$x^{2}+x-1=0$
Answer
Final Answer: The solutions to the equation \(x^{2}+x-1=0\) are \(x\approx0.618\) and \(x\approx-1.618\). Therefore, the solutions are \(\boxed{x=\frac{-1+\sqrt{5}}{2}, x=\frac{-1-\sqrt{5}}{2}}\).
Step 1 :The given equation is a quadratic equation in the form \(ax^{2}+bx+c=0\), where \(a=1\), \(b=1\), and \(c=-1\).

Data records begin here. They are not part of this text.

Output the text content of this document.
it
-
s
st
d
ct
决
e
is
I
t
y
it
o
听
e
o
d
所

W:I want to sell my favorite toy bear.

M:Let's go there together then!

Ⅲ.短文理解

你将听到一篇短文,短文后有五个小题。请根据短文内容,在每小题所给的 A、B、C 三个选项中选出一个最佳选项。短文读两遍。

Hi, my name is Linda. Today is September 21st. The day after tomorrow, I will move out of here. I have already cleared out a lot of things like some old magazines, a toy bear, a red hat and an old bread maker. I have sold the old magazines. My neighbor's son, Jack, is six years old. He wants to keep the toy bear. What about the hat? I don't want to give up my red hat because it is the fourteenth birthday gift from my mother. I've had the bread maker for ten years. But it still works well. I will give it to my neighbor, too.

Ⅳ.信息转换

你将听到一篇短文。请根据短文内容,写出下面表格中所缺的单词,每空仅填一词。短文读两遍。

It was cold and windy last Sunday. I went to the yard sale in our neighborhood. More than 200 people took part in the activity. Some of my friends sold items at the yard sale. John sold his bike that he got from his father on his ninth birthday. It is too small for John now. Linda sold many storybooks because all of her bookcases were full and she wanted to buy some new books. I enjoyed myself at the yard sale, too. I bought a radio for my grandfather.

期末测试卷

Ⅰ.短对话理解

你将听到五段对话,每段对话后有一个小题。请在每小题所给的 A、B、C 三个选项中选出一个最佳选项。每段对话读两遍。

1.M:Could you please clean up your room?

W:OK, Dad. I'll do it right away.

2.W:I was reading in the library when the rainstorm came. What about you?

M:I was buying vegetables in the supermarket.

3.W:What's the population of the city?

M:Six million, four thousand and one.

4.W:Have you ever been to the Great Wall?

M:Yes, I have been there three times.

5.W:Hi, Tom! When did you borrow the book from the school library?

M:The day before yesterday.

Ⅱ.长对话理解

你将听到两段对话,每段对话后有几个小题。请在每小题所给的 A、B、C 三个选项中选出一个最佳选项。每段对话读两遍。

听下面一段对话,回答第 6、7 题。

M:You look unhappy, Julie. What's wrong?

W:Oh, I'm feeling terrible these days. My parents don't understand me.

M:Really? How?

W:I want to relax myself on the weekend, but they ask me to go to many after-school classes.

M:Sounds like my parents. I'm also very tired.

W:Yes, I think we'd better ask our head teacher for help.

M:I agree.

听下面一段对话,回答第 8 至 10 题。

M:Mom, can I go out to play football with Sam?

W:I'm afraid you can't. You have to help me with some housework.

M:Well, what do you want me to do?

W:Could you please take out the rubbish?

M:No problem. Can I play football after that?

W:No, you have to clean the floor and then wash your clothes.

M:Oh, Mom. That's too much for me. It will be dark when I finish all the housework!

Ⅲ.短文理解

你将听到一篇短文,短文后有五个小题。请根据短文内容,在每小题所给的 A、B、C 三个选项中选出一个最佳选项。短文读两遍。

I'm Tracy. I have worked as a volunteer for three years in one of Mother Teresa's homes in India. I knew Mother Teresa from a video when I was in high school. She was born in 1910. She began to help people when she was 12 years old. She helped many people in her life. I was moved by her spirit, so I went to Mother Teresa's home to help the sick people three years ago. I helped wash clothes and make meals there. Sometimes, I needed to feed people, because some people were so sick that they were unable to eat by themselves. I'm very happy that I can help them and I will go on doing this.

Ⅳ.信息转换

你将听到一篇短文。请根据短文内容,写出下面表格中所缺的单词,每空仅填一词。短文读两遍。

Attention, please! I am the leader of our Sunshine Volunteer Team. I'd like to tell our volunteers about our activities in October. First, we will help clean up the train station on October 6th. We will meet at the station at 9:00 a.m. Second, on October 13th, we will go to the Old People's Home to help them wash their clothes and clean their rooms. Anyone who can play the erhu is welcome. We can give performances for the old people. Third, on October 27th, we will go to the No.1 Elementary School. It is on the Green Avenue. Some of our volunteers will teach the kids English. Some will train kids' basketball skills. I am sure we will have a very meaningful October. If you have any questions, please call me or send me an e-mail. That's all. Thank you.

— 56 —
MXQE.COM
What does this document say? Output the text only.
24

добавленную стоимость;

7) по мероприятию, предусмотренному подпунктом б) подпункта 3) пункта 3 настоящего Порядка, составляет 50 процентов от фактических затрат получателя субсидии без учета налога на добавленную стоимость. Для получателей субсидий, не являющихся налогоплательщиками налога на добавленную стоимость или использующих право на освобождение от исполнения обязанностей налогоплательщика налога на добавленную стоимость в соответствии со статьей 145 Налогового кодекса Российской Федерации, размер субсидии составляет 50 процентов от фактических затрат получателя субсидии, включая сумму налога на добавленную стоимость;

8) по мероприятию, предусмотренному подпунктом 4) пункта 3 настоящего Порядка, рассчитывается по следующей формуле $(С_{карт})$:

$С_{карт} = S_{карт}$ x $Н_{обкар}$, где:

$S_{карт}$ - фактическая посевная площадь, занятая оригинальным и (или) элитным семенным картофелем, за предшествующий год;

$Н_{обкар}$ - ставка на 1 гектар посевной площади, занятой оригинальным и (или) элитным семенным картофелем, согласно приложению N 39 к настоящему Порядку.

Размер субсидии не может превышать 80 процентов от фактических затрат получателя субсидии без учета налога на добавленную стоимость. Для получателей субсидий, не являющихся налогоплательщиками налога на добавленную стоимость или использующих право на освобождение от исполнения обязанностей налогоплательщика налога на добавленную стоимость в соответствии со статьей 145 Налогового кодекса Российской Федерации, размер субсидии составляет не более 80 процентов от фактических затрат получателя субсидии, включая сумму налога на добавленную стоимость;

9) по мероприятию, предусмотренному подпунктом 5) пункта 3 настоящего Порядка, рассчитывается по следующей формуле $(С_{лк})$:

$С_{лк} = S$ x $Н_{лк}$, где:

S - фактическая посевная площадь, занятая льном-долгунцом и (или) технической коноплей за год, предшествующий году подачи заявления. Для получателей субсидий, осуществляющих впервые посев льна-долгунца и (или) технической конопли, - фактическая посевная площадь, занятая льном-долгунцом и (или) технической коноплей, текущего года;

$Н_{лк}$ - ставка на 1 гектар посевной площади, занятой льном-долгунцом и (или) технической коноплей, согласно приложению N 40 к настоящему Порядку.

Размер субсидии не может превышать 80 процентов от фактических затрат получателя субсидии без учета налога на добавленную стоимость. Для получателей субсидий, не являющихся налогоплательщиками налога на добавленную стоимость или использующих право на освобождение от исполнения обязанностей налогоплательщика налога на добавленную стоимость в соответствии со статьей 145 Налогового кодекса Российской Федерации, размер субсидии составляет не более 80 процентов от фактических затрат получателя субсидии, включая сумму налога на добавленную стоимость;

Step 2 :The solutions to a quadratic equation can be found using the quadratic formula: \(x=\frac{-b\pm\sqrt{b^{2}-4ac}}{2a}\).
Step 3 :Substituting the values of \(a\), \(b\), and \(c\) into the quadratic formula, we get two solutions: \(x1 = 0.6180339887498949\) and \(x2 = -1.618033988749895\).
Step 4 :In exact form, the solutions are \(x=\frac{-1+\sqrt{5}}{2}\) and \(x=\frac{-1-\sqrt{5}}{2}\).
Step 5 :Final Answer: The solutions to the equation \(x^{2}+x-1=0\) are \(x\approx0.618\) and \(x\approx-1.618\). Therefore, the solutions are \(\boxed{x=\frac{-1+\sqrt{5}}{2}, x=\frac{-1-\sqrt{5}}{2}}\).